機密文書回収ボックス「保護(まもる)くん」の初の広告出稿に踏み切った日本パープルが、数ある広告会社の中から日本経済広告社(ADEX)をパートナーに選んだ理由とは。情報セキュリティ業界で確固たる地位を築いてきた同社が、これまでの無広告方針を転換するきっかけや、ADEXチームとの取り組みで得た気づき、そして初出稿による社内外への変化とは。両社の対談から、BtoB企業の広告出稿におけるヒントが見えてきました。
《前編》 本篇は本ページ
① ディフェンシブ経営から攻めへ転じるきっかけ
② 「機密文書は投げるだけ」という新たな価値
③ 市場調査によるデータで導かれた「数字の裏付け」
《後編》 (後編はこちら)
④ コンセプトを明確に表現したクリエーティブ
⑤ 現れた結果、昨対比2倍のコンバージョン
⑥ 振り返りと今後の広告展開

株式会社日本パープル
情報セキュリティーカンパニー
代表 後藤 宗輝 氏 | ゼネラルマネージャー 大井 和也 氏

ADEX日本経済広告社
第6営業局 橋本 剛司 | 山城 賢一
IMCプランニング1局 小暮 重範 | 松井 武郎

保護(まもる)くんとは
「保護くん」は、シュレッダーに関するあらゆる課題を解決する機密文書回収・処理サービスです。機密文書をホッチキスやクリップが付いたまま専用の「保護くんボックス」に「投げるだけ」。
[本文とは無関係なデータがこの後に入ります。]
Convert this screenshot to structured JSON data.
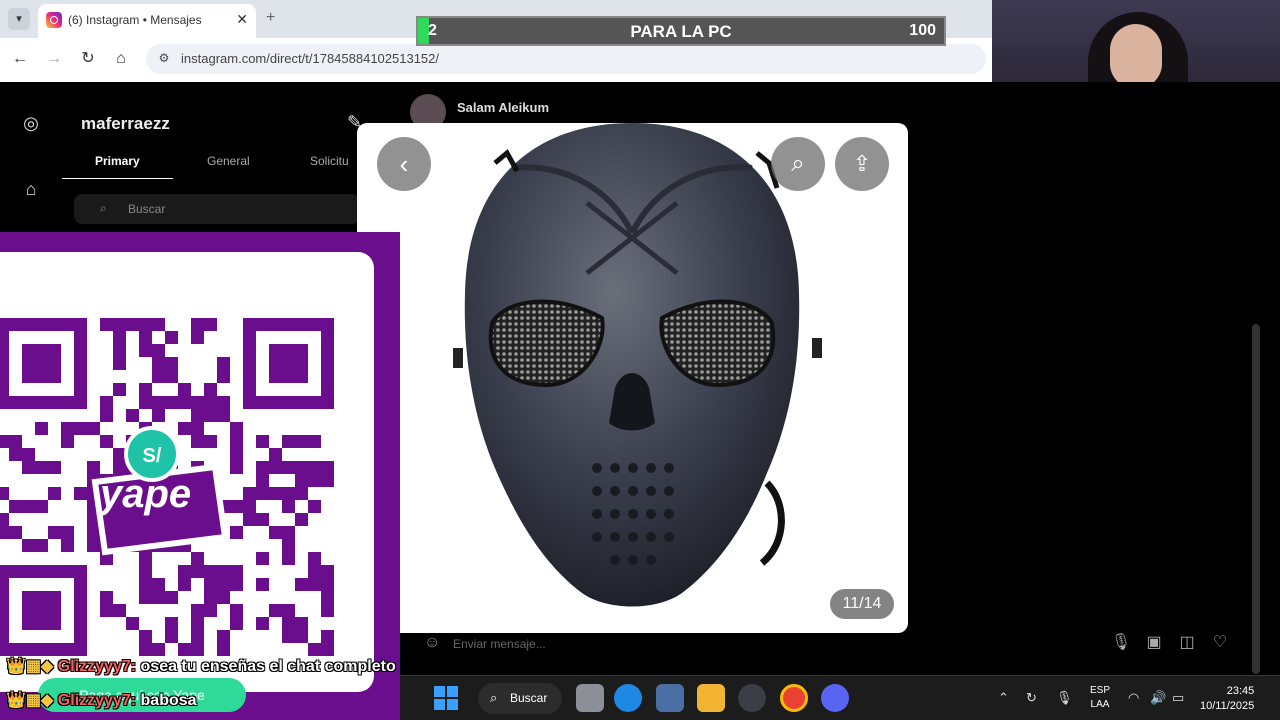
{
  "browser": {
    "tab_menu_icon": "chevron-down-icon",
    "tab_title": "(6) Instagram • Mensajes",
    "tab_close": "✕",
    "new_tab": "+",
    "url": "instagram.com/direct/t/17845884102513152/"
  },
  "goal": {
    "current": "2",
    "label": "PARA LA PC",
    "max": "100",
    "progress": 0.02,
    "color": "#2fd95a"
  },
  "instagram": {
    "username": "maferraezz",
    "tabs": [
      "Primary",
      "General",
      "Solicitu"
    ],
    "search_placeholder": "Buscar",
    "chat_name": "Salam Aleikum",
    "message_placeholder": "Enviar mensaje...",
    "viewer_counter": "11/14"
  },
  "qr": {
    "brand_text": "yape",
    "currency_symbol": "S/",
    "cta": "Paga aquí con Yape",
    "accent": "#6a0e8e"
  },
  "chat": [
    {
      "user": "Glizzyyy7:",
      "message": "osea tu enseñas el chat completo"
    },
    {
      "user": "Glizzyyy7:",
      "message": "babosa"
    }
  ],
  "taskbar": {
    "search_label": "Buscar",
    "lang_line1": "ESP",
    "lang_line2": "LAA",
    "time": "23:45",
    "date": "10/11/2025"
  }
}
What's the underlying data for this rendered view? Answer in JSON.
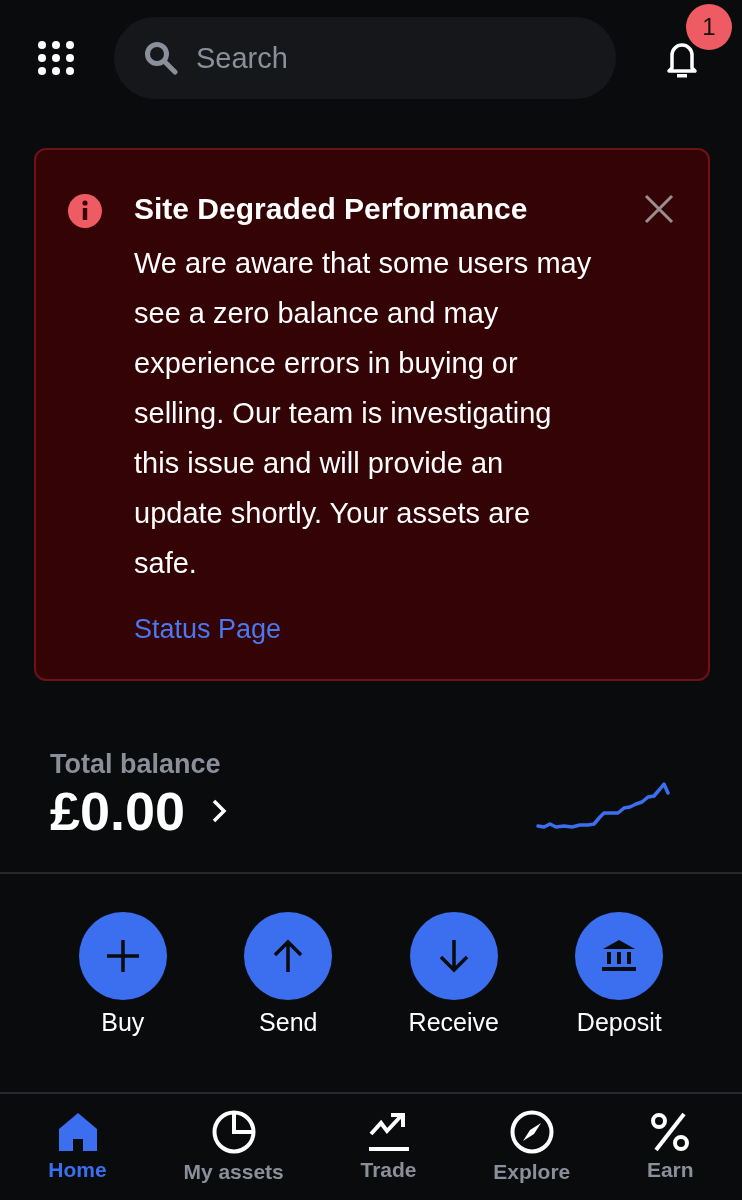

面倒な分別作業やシュレッダー機のメンテナンスから一切解放されます。
回収された文書は、情報セキュリティ体制の国際規格であるISO27001認証を取得した同社のファイナルセンターにて、大型シュレッダーで復元不可能なレベルまで細断処理され、その後は製紙メーカーでリサイクル資源として再利用されます。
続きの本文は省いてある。